Possibly, if geopolitical tensions ease or costs of deglobalisation become politically unbearable. However, once supply chains are regionalized and political constituencies adjust, reversing requires overcoming entrenched interests.
Real-world examples
The semiconductor supply chain split. Taiwan's TSMC and South Korea's Samsung manufacture most cutting-edge semiconductors for both the U.S. and China. Deglobalisation is splitting this—the U.S. is investing $50+ billion in domestic fabs; China is building indigenous capacity. By 2030, three separate supply chains (U.S., China, allied) may replace one integrated global chain.
Nearshoring to Mexico. U.S. companies shifted production of autos, electronics, and appliances to Mexico from Vietnam and China. Production volume in Mexico's maquiladora sector (assembly plants) has grown 30% since 2020. This is deglobalisation in action—production moving from distant to near, even with higher costs.
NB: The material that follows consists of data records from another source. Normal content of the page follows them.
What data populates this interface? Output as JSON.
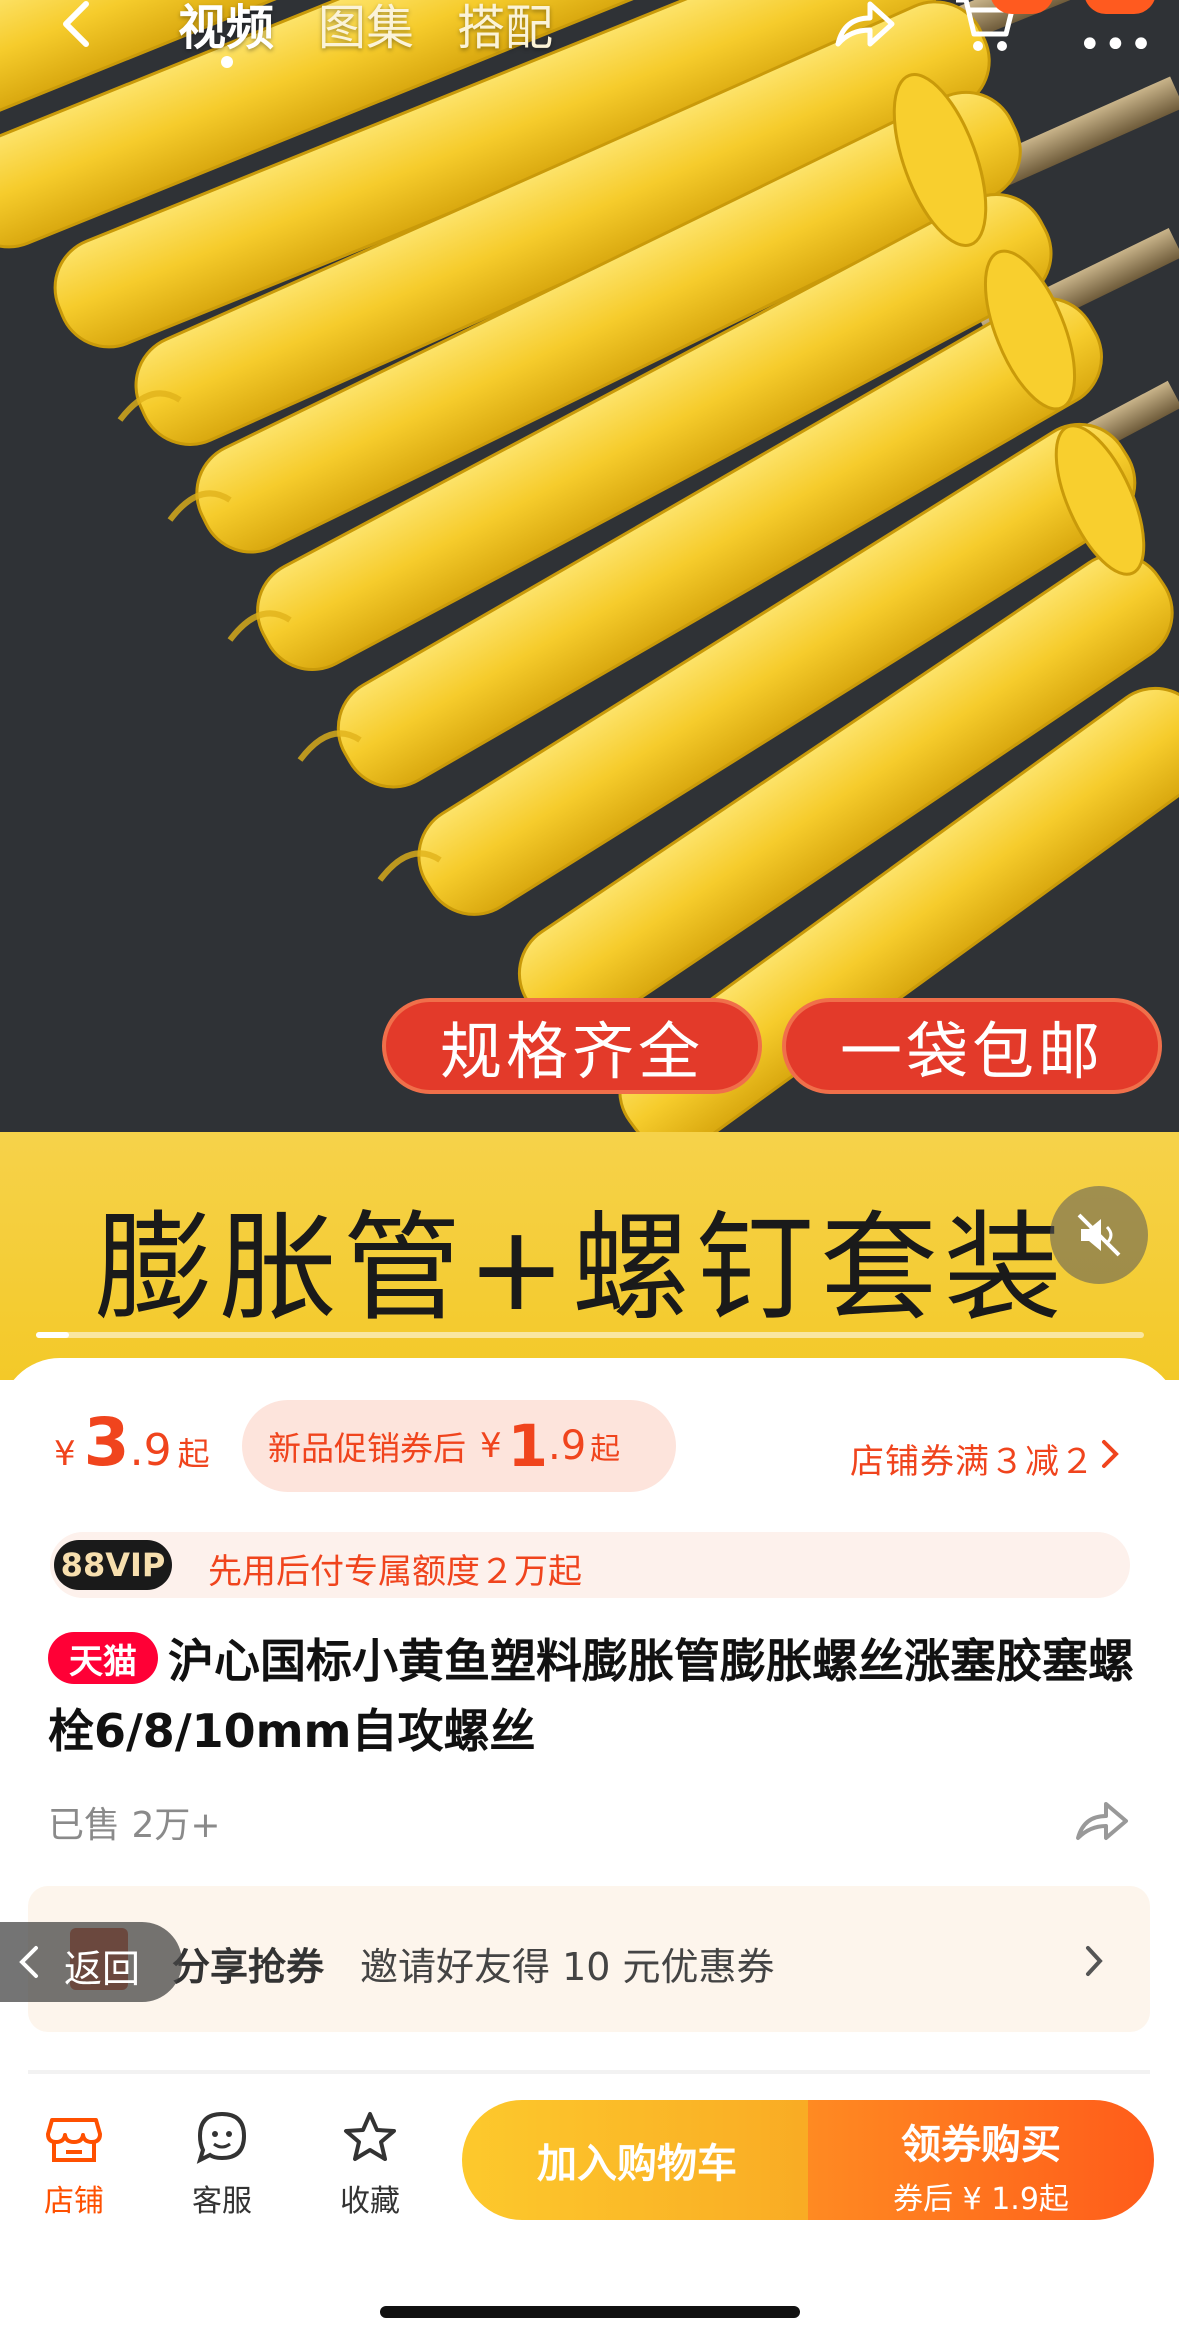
{
  "nav": {
    "tabs": [
      "视频",
      "图集",
      "搭配"
    ]
  },
  "media": {
    "pill_1": "规格齐全",
    "pill_2": "一袋包邮",
    "banner": "膨胀管+螺钉套装",
    "progress": 0.03
  },
  "price": {
    "symbol": "¥",
    "integer": "3",
    "decimal": ".9",
    "suffix": "起"
  },
  "promo": {
    "label": "新品促销券后",
    "symbol": "¥",
    "integer": "1",
    "decimal": ".9",
    "suffix": "起"
  },
  "store_coupon": "店铺券满３减２",
  "vip": {
    "badge": "88VIP",
    "text": "先用后付专属额度２万起"
  },
  "product": {
    "tag": "天猫",
    "title": "沪心国标小黄鱼塑料膨胀管膨胀螺丝涨塞胶塞螺栓6/8/10mm自攻螺丝",
    "sold": "已售 2万+"
  },
  "share_coupon": {
    "title": "分享抢券",
    "desc": "邀请好友得 10 元优惠券"
  },
  "float_back": "返回",
  "bottom": {
    "store": "店铺",
    "service": "客服",
    "favorite": "收藏",
    "add_cart": "加入购物车",
    "buy_main": "领券购买",
    "buy_sub": "券后 ¥ 1.9起"
  },
  "colors": {
    "accent": "#f0441d",
    "tmall": "#ff0036",
    "cart_btn": "#fdc92c",
    "buy_btn": "#ff5c1a"
  }
}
The CHIPS Act and semiconductor reshoring. The U.S. government offered $52 billion in subsidies to encourage semiconductor manufacturing domestically. Intel and TSMC announced new U.S. fabs. This is managed deglobalisation—government-directed investment to reduce dependence on Taiwan and South Korea.
Chinese decoupling. China is developing independent semiconductor designs (Huawei HiSilicon), rare-earth processing capacity, and alternative software ecosystems. It's reducing dependence on U.S. technology and Western standards. Chinese companies are investing heavily in Southeast Asia (Vietnam, Thailand, Cambodia) for production. This is China's version of deglobalisation.
Related concepts
- Nearshoring trend
- US-China decoupling
- Winners and losers of globalisation
- Supply chain resilience
- International trade
- Tariffs and trade policy
Summary
Deglobalisation refers to a slowdown and partial reversal of global economic integration through tariffs, investment restrictions, supply-chain fragmentation, and geopolitical compartmentalization. Evidence includes slower trade growth, rising tariff rates, declining FDI flows, and supply-chain simplification. Drivers are geopolitical tensions with China, exposed supply-chain vulnerabilities, shifting economics favoring nearshoring, political pressure for protectionism, and national security concerns. The most likely outcome is not complete reversal but "managed globalisation" with regional blocs, critical-sector compartmentalization, and continued trade in non-critical sectors. Deglobalisation imposes costs through higher prices, slower growth, and reduced innovation, but offers benefits in supply-chain resilience and geopolitical autonomy. The debate is not whether to completely globalize or deglobalize, but how to balance efficiency gains against security and geopolitical risks.